Inne zwierzęta w naszych gospodarstwach
Jeśli chodzi o Chiny to w sumie znaleźli rozwiązanie - dla Nas - Polaków (mówię ogólnie nikogo nie chcę obrazić a nawiązać do mentalności) jest to nie do pomyślenia żeby zjeść psa ale usypiać młode czy jak to niektórzy robią topić w rzece czy wyrzucać w lesie - to jest już normalne ? Wybaczcie ale to chyba taka sama kwestia jka w Polsce ze zwierzętami rzeźnymi - nie sam fakt zabijania zwierząt po to żebyśmy mieli co jeść a to że brak jest nad tym kontroli, brak humanitarnych warunków transportu jak i samego uboju i hodowli tych zwierząt.
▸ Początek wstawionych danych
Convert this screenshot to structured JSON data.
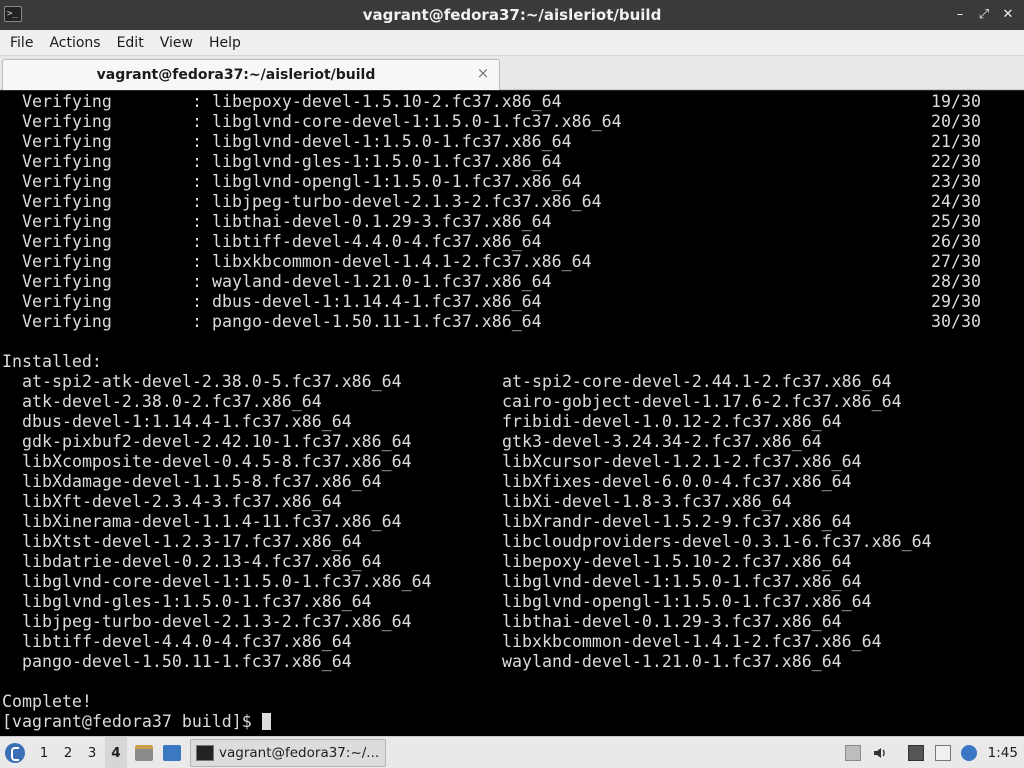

Nie to jakie zwierzę jest zabijane lecz to jak się to robi wydaje mi się ważniejsze, a u Nas kwestią jest raczej to że tradycja nam nie pozwala na to żeby zjeść psa - najlepszego przyjaciela człowieka, a co np z końmi?, które towarzyszyły ludziom w biedzie i bogactwie, wojnach, gospodarstwach, zachciankach sporcie i wiele wiele innych a mimo to mentalność i tradycja pozwala je jeść ? W Polsce jeszcze jedzenie koniny nie jest aż tak popularne ale zaczyna być, natomiast jak wiemy hodowla pogłowia koni rzeźnych w Polsce zdecydowanie jest duża....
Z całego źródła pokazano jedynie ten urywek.